Google Bard accidentally exposes chat history shared by users to Google searches
Google Bard had previously facilitated the sharing of conversation logs with other users, an attribute particularly beneficial for collaborative endeavors or the creation of template-oriented content. This is because recipients of shared links can seamlessly build upon pre-existing dialogues.
From a privacy perspective, aside from those in possession of these shared links, no alternative avenues should grant access to these conversation logs. However, the scenario drastically alters if these logs are indexed by search engines, allowing anyone to retrieve shared links simply by querying specific keywords.
Regrettably, Google Bard has inadvertently exposed shared chat logs within Google’s search results. It remains uncertain whether this oversight stems from Google Bard’s configuration issues, but a substantial number of dialogues have been indexed by Google and can be unearthed through keyword searches on the platform.
Addressing this conundrum, Google’s search team articulated that while Bard does permit users to disseminate links, it is contingent upon their explicit choice to do so. Google emphasized it never intended for its search engine to index these shared links. Currently, remedial measures are underway by Google’s search team to purge these indexed shared links and forestall future indexing of Bard’s shared content.

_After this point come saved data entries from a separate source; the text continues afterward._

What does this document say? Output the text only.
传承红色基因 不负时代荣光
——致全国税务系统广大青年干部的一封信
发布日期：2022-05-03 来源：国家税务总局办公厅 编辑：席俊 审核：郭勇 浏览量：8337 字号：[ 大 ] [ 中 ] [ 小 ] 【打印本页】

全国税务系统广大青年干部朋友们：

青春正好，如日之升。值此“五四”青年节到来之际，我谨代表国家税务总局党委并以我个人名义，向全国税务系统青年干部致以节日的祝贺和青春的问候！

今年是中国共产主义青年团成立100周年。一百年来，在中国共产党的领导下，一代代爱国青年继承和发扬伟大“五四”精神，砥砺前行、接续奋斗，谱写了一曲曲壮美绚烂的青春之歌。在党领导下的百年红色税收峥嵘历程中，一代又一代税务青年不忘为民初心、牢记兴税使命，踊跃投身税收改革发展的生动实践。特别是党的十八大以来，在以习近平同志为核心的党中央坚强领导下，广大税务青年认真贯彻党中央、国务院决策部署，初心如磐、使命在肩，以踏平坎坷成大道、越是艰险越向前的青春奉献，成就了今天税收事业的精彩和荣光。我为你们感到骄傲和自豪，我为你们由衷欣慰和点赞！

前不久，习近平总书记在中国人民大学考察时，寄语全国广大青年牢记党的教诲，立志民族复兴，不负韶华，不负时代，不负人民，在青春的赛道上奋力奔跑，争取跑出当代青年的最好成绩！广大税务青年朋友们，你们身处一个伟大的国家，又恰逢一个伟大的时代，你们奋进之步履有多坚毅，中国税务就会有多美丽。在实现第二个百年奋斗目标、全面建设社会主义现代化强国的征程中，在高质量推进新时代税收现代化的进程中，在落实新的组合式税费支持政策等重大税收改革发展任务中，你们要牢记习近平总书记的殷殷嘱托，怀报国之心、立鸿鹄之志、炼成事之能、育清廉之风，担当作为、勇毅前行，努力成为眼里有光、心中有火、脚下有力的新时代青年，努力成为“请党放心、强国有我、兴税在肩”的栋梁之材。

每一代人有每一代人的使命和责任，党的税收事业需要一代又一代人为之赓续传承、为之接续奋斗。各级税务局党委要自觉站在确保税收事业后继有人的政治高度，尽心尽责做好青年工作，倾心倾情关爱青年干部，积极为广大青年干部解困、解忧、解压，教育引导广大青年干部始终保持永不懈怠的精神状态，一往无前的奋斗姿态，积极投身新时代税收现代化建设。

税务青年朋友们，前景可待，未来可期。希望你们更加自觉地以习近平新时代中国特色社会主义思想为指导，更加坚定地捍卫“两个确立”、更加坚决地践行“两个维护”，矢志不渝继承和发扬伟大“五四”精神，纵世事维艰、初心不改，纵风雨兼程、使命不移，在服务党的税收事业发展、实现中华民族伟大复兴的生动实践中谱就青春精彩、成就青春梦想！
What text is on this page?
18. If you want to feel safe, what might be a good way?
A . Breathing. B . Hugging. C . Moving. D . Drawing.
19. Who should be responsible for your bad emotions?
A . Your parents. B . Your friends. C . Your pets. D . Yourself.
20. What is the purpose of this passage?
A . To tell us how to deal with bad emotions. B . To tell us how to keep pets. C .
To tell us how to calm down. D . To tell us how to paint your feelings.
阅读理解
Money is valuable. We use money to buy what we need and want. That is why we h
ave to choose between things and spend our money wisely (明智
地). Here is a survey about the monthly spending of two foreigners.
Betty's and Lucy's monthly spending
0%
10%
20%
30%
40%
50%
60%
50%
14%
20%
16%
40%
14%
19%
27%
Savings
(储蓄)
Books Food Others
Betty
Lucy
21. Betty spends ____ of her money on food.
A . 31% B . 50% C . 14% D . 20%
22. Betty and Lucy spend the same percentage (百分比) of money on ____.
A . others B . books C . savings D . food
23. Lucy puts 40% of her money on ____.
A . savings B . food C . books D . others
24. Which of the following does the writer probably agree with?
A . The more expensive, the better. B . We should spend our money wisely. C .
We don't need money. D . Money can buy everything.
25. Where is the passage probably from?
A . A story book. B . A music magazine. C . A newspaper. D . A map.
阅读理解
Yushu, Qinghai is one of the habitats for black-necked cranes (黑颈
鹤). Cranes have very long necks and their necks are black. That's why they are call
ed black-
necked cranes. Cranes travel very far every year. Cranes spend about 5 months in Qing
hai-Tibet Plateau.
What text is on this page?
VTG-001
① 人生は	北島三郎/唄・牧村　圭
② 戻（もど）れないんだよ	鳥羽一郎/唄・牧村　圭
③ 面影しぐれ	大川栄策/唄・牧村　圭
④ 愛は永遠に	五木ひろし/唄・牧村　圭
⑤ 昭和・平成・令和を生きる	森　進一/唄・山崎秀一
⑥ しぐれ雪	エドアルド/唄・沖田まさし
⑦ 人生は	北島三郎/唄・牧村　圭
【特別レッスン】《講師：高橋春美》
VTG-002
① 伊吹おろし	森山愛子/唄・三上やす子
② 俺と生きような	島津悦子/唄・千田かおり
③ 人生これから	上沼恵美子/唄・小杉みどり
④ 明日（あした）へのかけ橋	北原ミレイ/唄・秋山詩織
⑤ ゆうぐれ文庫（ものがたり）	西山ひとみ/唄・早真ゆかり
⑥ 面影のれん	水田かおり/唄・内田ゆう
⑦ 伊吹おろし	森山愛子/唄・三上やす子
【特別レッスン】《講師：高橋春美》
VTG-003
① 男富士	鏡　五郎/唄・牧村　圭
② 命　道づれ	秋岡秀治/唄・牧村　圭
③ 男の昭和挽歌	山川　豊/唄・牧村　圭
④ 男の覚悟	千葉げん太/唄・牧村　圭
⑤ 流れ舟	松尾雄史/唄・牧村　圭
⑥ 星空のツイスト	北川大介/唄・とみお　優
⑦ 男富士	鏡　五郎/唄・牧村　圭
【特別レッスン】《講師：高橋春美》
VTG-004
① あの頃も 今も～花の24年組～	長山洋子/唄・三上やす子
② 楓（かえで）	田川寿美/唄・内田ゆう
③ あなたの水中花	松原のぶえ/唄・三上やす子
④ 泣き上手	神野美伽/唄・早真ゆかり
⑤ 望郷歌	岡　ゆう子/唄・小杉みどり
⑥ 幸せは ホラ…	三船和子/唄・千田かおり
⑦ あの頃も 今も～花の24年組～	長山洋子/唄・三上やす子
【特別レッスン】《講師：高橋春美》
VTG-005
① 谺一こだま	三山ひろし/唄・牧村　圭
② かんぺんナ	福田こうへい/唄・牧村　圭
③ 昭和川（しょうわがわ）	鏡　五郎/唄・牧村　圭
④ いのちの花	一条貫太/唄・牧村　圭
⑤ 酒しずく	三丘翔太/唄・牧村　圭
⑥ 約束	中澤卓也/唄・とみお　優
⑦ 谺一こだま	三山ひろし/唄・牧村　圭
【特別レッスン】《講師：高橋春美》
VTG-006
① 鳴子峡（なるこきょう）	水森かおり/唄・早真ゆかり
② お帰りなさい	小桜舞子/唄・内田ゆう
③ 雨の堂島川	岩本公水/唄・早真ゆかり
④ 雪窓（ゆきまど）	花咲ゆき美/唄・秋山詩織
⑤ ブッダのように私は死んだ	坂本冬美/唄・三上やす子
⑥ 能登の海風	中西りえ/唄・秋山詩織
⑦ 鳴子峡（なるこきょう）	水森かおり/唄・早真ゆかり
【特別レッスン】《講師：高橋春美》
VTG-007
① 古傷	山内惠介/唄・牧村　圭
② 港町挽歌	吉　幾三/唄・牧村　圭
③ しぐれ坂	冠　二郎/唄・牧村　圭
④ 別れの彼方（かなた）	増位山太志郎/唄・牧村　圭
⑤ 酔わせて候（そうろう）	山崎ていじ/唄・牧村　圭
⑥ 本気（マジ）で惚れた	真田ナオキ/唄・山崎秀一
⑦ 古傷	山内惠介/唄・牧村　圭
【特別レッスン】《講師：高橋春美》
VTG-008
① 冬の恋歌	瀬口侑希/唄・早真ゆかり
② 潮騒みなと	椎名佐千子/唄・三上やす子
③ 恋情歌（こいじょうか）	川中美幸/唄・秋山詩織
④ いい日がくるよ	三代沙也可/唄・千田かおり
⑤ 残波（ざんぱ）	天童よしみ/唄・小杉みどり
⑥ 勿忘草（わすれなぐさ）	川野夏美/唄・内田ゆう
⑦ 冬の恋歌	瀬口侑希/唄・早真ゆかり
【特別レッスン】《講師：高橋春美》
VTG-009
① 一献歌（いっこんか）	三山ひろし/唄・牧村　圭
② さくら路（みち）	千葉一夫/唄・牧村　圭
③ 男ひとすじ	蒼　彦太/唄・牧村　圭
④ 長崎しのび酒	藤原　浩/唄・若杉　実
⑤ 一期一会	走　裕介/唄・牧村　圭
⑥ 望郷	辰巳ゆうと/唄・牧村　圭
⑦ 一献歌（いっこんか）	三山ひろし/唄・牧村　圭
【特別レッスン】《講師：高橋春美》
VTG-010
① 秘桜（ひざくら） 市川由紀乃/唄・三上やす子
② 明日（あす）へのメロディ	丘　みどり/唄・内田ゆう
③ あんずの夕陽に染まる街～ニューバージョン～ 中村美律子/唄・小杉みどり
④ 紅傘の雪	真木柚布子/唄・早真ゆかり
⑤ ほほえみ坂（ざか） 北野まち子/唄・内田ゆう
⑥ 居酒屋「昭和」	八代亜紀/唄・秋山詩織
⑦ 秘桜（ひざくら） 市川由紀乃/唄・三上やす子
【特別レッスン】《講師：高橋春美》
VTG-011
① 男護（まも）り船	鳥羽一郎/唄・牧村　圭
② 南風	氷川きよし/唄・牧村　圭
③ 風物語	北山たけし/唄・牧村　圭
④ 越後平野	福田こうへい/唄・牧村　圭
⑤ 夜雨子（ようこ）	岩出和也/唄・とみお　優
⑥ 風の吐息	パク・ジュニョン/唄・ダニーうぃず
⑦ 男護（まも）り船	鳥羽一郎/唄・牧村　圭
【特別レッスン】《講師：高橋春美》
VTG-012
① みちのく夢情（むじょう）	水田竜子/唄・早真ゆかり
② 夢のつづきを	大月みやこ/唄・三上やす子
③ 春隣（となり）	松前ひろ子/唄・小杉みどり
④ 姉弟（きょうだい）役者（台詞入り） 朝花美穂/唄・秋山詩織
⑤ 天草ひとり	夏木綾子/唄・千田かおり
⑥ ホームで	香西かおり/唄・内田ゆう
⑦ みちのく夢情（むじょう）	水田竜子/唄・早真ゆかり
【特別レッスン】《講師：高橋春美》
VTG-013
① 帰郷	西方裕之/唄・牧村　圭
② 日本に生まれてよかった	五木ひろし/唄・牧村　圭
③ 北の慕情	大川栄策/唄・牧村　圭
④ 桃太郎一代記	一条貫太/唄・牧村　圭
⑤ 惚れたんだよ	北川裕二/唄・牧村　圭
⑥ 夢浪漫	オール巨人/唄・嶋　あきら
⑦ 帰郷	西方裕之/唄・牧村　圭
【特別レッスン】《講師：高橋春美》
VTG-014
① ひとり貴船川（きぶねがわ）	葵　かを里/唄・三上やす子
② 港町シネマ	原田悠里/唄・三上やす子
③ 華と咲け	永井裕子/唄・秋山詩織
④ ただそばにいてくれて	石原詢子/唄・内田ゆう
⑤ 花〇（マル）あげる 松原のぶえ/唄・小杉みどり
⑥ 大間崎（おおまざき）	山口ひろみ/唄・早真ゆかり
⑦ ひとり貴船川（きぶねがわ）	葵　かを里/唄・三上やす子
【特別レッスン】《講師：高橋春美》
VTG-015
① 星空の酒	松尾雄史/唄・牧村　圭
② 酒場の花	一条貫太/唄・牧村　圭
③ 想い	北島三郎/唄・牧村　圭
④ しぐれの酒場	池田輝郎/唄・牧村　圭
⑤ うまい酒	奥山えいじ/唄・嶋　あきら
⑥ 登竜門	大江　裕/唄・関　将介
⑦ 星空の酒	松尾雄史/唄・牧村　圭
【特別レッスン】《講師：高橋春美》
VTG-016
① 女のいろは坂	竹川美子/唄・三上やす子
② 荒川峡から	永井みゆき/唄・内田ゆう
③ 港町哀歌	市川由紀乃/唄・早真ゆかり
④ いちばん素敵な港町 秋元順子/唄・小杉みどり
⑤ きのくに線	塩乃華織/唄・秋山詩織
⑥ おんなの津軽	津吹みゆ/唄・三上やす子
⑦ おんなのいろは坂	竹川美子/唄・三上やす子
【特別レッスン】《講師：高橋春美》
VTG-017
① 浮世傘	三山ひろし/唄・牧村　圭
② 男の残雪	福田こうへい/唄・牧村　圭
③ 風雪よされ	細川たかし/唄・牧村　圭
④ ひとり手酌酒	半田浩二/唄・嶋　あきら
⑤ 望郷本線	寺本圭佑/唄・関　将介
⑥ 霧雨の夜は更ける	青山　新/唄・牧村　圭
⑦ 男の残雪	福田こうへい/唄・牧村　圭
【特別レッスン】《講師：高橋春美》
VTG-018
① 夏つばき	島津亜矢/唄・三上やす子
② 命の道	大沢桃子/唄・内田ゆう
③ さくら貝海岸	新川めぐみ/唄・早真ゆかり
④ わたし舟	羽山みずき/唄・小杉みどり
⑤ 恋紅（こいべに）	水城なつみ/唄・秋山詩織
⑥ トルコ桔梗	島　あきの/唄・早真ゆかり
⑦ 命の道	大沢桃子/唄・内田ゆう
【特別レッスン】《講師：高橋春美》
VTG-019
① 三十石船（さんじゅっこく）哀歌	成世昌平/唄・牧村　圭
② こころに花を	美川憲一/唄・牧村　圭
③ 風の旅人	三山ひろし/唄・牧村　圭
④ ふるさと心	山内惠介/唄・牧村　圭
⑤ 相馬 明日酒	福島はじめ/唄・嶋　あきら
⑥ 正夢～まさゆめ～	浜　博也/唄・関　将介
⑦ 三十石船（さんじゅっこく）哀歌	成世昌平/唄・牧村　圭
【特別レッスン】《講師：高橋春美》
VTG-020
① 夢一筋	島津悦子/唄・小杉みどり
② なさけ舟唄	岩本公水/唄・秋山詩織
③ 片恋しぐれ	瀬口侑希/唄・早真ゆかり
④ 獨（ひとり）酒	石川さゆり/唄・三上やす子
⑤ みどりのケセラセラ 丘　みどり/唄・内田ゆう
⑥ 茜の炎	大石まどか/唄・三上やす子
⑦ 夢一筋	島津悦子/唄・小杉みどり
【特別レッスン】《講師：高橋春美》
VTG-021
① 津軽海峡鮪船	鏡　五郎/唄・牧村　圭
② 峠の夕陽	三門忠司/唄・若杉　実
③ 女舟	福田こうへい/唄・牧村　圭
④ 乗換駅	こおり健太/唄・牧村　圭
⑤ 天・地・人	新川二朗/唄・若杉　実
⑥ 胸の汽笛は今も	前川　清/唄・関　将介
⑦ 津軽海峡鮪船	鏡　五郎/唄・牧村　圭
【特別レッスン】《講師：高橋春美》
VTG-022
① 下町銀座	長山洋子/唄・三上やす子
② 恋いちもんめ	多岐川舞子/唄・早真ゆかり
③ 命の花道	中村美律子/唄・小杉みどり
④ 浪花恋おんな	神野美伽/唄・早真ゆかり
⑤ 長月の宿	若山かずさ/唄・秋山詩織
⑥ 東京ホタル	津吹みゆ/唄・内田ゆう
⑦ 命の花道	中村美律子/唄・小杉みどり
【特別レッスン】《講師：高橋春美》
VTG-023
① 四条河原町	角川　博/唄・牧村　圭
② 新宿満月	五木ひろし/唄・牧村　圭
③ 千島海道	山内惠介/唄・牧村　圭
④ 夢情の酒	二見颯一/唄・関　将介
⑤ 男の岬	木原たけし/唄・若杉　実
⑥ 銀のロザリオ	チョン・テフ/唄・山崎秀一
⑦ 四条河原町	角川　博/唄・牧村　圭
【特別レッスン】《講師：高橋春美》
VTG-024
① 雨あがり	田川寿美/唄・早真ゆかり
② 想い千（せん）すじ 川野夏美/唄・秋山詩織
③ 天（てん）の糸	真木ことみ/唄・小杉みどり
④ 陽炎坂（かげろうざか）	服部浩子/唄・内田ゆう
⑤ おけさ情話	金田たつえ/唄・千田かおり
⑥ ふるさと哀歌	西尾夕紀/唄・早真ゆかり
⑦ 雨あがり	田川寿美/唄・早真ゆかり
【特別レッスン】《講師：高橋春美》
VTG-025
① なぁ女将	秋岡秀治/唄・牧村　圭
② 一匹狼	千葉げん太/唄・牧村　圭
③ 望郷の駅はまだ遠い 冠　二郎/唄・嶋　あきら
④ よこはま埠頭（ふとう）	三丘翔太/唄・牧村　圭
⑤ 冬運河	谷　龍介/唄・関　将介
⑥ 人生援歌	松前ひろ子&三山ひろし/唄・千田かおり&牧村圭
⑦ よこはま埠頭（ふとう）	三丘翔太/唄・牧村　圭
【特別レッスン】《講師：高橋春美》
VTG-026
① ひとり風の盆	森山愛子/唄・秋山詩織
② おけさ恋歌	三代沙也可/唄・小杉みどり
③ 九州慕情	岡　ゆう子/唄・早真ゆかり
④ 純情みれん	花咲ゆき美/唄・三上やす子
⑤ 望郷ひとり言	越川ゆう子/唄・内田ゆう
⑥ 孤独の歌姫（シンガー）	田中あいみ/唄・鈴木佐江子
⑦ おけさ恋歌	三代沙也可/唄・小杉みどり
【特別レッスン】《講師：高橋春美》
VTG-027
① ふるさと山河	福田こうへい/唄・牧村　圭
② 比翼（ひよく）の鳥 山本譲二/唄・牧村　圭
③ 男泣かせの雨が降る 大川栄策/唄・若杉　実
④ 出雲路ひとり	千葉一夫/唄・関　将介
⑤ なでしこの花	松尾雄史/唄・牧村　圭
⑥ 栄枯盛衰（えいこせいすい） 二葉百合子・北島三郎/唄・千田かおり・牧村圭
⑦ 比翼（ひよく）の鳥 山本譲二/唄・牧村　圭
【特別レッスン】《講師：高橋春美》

However, it’s paramount to recognize that rectification by merely Google’s search team might be insufficient. Potentially, the onus may also fall on the Google Bard team. Even though Bard’s robots.txt has proscribed the indexing by all search engines, vulnerabilities to web crawlers persist.
Conclusively, for end-users, the counsel is to abstain from sharing personal dialogues with Bard unless imperative. If sharing is deemed necessary, it is paramount to ensure the absence of confidential information within the chat content.